I wanted to write to you all ever since I first received my transplant, but at the same time felt like I needed time to recover and regroup. The recovery process is difficult and I battle with setbacks every few weeks, but I am very inspired and motivated to succeed. The lungs in my body feel strong and I can already do so many things that I could not do years ago. I want to personally thank you all from the deepest parts of my being for the gift of life that was provided to me. Just as I won't be able to understand the grief of the loss you experienced, I cannot begin to describe the amount of love, happiness, and gratitude my family and friends feel for my life continuing. I hope you all can share in some of this joy that your loved one saved a life and is a hero to so many people.

If you all are comfortable sharing, I would like to know a little about the type of person your loved one was who donated their lungs to me. What they enjoyed to do, or their hobbies, interests etc. I don't want any of my life to be wasted given this second chance and if I can honor their memory in any way by knowing them, or contributing to their passions or interests, it will help me in a way say thank you and carry on their spirit not only with my breath but also in my actions.

With deepest regards and love,
Mitch
Double-lung Transplant 07/21/2010 due to end-stage Cystic Fibrosis and OB


Friday, December 10, 2010

Officially released


Here is a photo taken while Visiting "Pops" and Nancy, Rebecca's Dad and friend

Hello All,

December 1st, was our last day in Chapel Hill. We moved just about all of our things back to Maryland over thanksgiving. We went back to Maryland for the holiday and enjoyed another incredible Thanksgiving dinner at my Aunt Harriet's home. It was great to see everyone. We went back to Chapel Hill for a few days and for me to have another clinic appointment.

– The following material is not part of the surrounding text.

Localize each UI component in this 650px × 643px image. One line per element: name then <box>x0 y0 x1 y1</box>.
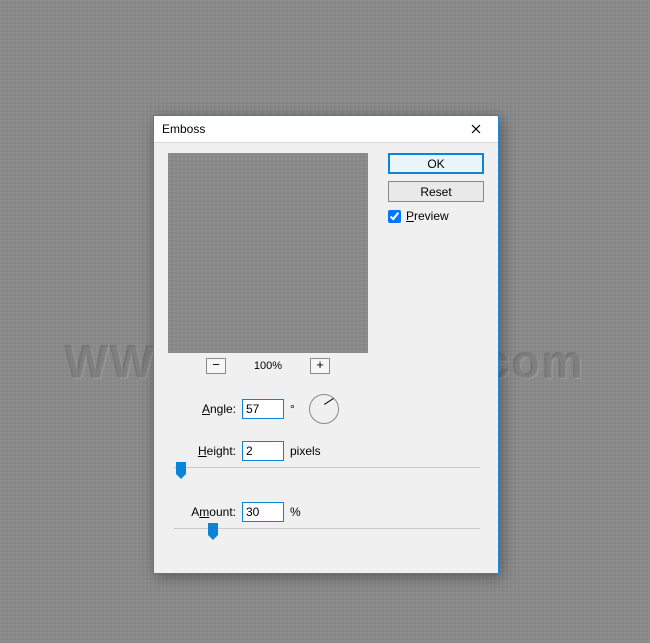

Everything went well. My breathing tests continue to slowly improve. Which is the best way for them to go. Not to go too much into the numbers, as it would cause for more detailed explanation, but before tranpslant one of the main numbers they look at is your FEV1. This is how forcefully one can blow out air in one second after breathing in their deepest breath. It is a good measure of how strong the lungs are, how diseased they may be due to narrowing or blockage, and also capacity. Well before transplant my FEV1 had dipped to 18% on December 1st, they were 63%. Hopefully they will continue to go up to the 80s or 90s. Who knows. Lung size plays a small part. Because the number is based on someone my height etc. If donor was shorter or smaller then the percentage is skewed down a bit.
I also continue to feel very good from a breathing standpoint. I raced Matias about 200 yards today and when we stopped I barely felt like I was winded. I do have some soreness still along my ribcage area mid chest. Also my feet continue to bother me. But these are issues that don't slow me down at all.

We are taking the next few weeks to do a lot of travelling! We are currently in Florida visiting many friends and family. We spent a week in Key West as well. We rode our bikes all through the old city and it was a breeze. I have another follow up in Chapel Hill on the 22nd.
The plan is to be back to work the first of the year. I hope everyone who is following this blog had a great thanksgiving and is ready for the new year. I know I am.